Jakarta — Pemerintah resmi mengeluarkan kebijakan baru dalam bentuk Peraturan Presiden (Perpres) tentang tunjangan khusus bagi dokter spesialis yang bertugas di Daerah Terpencil, Terluar, dan Perbatasan (DTPK). Presiden menerbitkan Perpres tunjangan khusus dokter spesialis di DTPK sebagai bentuk penghargaan dan dukungan atas dedikasi tenaga medis yang bersedia melayani masyarakat di wilayah dengan keterbatasan akses layanan kesehatan.
Perpres Nomor 59 Tahun 2025 ini ditandatangani langsung oleh Presiden Joko Widodo pada akhir Juli 2025 dan mulai berlaku sejak tanggal diundangkan. Dalam regulasi tersebut, dijelaskan bahwa tunjangan khusus dokter spesialis di DTPK diberikan untuk meningkatkan motivasi dan kesejahteraan tenaga medis, serta mendorong pemerataan pelayanan kesehatan di seluruh wilayah Indonesia.
“Penerbitan Perpres tunjangan khusus dokter spesialis di DTPK merupakan langkah konkret pemerintah dalam memperkuat sistem layanan kesehatan nasional, khususnya di wilayah yang selama ini kekurangan tenaga medis spesialis,” kata Menteri Kesehatan Budi Gunadi Sadikin dalam konferensi pers di Jakarta, Senin (4/8).
Besaran tunjangan yang diterima dokter spesialis bervariasi, tergantung pada tingkat kesulitan wilayah penugasan, jarak tempuh, serta fasilitas penunjang yang tersedia. Rata-rata tunjangan bulanan berkisar antara Rp20 juta hingga Rp50 juta, di luar gaji pokok dan insentif lainnya yang diberikan oleh pemerintah daerah.

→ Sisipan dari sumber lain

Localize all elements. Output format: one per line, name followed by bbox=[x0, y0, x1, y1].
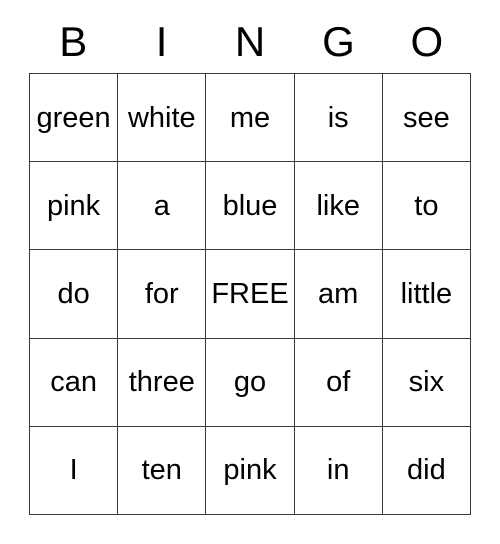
bingo-cell-label: go bbox=[233, 366, 267, 399]
bingo-cell[interactable]: for bbox=[118, 250, 207, 339]
bingo-cell[interactable]: in bbox=[294, 426, 383, 515]
header-letter-n: N bbox=[234, 18, 266, 65]
bingo-cell-label: green bbox=[36, 101, 111, 134]
bingo-cell-label: white bbox=[127, 101, 196, 134]
bingo-cell[interactable]: see bbox=[382, 74, 471, 163]
bingo-cell[interactable]: do bbox=[30, 250, 119, 339]
bingo-cell-label: did bbox=[407, 454, 446, 487]
bingo-cell-label: little bbox=[400, 277, 453, 310]
bingo-cell[interactable]: I bbox=[30, 426, 119, 515]
bingo-card: B I N G O green white me is see pink a b… bbox=[0, 0, 500, 544]
bingo-cell[interactable]: like bbox=[294, 162, 383, 251]
bingo-cell[interactable]: six bbox=[382, 338, 471, 427]
bingo-header-row: B I N G O bbox=[29, 18, 471, 73]
bingo-cell[interactable]: white bbox=[118, 74, 207, 163]
bingo-cell-free[interactable]: FREE bbox=[206, 250, 295, 339]
bingo-cell-label: in bbox=[326, 454, 350, 487]
bingo-cell[interactable]: me bbox=[206, 74, 295, 163]
bingo-cell-label: pink bbox=[223, 454, 277, 487]
bingo-cell-label: I bbox=[69, 454, 78, 487]
bingo-cell-label: three bbox=[128, 366, 195, 399]
bingo-cell[interactable]: can bbox=[30, 338, 119, 427]
bingo-cell-label: pink bbox=[46, 189, 101, 222]
bingo-cell[interactable]: pink bbox=[30, 162, 119, 251]
bingo-cell[interactable]: did bbox=[382, 426, 471, 515]
bingo-cell-label: me bbox=[229, 101, 271, 134]
bingo-cell[interactable]: three bbox=[118, 338, 207, 427]
bingo-cell-label: ten bbox=[141, 454, 182, 487]
header-letter-b: B bbox=[59, 18, 88, 65]
bingo-cell-label: see bbox=[403, 101, 450, 134]
bingo-cell-label: am bbox=[318, 277, 359, 310]
bingo-cell[interactable]: a bbox=[118, 162, 207, 251]
bingo-cell-label: can bbox=[50, 366, 97, 399]
header-letter-i: I bbox=[155, 18, 168, 65]
bingo-cell[interactable]: go bbox=[206, 338, 295, 427]
bingo-cell-label: of bbox=[326, 366, 351, 399]
bingo-cell[interactable]: blue bbox=[206, 162, 295, 251]
bingo-cell[interactable]: little bbox=[382, 250, 471, 339]
bingo-cell-label: FREE bbox=[211, 277, 289, 310]
bingo-grid: green white me is see pink a blue like t… bbox=[29, 73, 471, 515]
bingo-cell[interactable]: to bbox=[382, 162, 471, 251]
bingo-cell[interactable]: is bbox=[294, 74, 383, 163]
bingo-cell-label: is bbox=[327, 101, 349, 134]
bingo-cell[interactable]: green bbox=[30, 74, 119, 163]
bingo-cell-label: do bbox=[57, 277, 90, 310]
bingo-cell-label: for bbox=[144, 277, 179, 310]
bingo-cell-label: six bbox=[408, 366, 445, 399]
header-letter-g: G bbox=[322, 18, 355, 65]
bingo-cell[interactable]: pink bbox=[206, 426, 295, 515]
bingo-cell[interactable]: am bbox=[294, 250, 383, 339]
bingo-cell-label: like bbox=[316, 189, 360, 222]
header-letter-o: O bbox=[410, 18, 444, 65]
bingo-cell[interactable]: ten bbox=[118, 426, 207, 515]
bingo-cell-label: to bbox=[414, 189, 439, 222]
bingo-cell[interactable]: of bbox=[294, 338, 383, 427]
bingo-cell-label: a bbox=[153, 189, 170, 222]
bingo-cell-label: blue bbox=[222, 189, 278, 222]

Presiden terbitkan Perpres tunjangan khusus dokter spesialis di DTPK juga sebagai bentuk komitmen dalam mendukung agenda reformasi kesehatan, sekaligus mengurangi kesenjangan pelayanan antarwilayah. Sejumlah provinsi seperti Papua, Maluku, Nusa Tenggara Timur, dan Kalimantan Utara menjadi prioritas utama dalam implementasi kebijakan ini.

Ketua Ikatan Dokter Indonesia (IDI), dr. Adib Khumaidi, menyambut baik kebijakan tersebut. “Kami mengapresiasi langkah Presiden yang telah menerbitkan Perpres tunjangan khusus dokter spesialis di DTPK. Ini menunjukkan perhatian serius terhadap distribusi tenaga medis yang selama ini belum merata,” ujarnya.
Sementara itu, sejumlah dokter muda menyatakan ketertarikan untuk mendaftar dalam program penugasan ini, terutama karena adanya kepastian tunjangan dan peningkatan fasilitas kerja. Pemerintah juga menyiapkan skema pengawasan dan evaluasi berkala untuk memastikan efektivitas kebijakan tersebut.
Pengamat kebijakan kesehatan dari Universitas Indonesia, Prof. Niken Sari, menilai bahwa perpres ini akan menjadi game changer dalam sistem pelayanan medis di wilayah tertinggal. “Kalau dieksekusi dengan benar, kebijakan ini bisa mempercepat pencapaian tujuan pembangunan kesehatan nasional,” katanya.
Dengan Presiden terbitkan Perpres tunjangan khusus dokter spesialis di DTPK, diharapkan tidak ada lagi kesenjangan akut dalam akses layanan kesehatan antara wilayah barat dan timur Indonesia. Untuk informasi lengkap dan detail peraturan, pembaca dapat mengakses situs resmi www.gelanggangnews.com.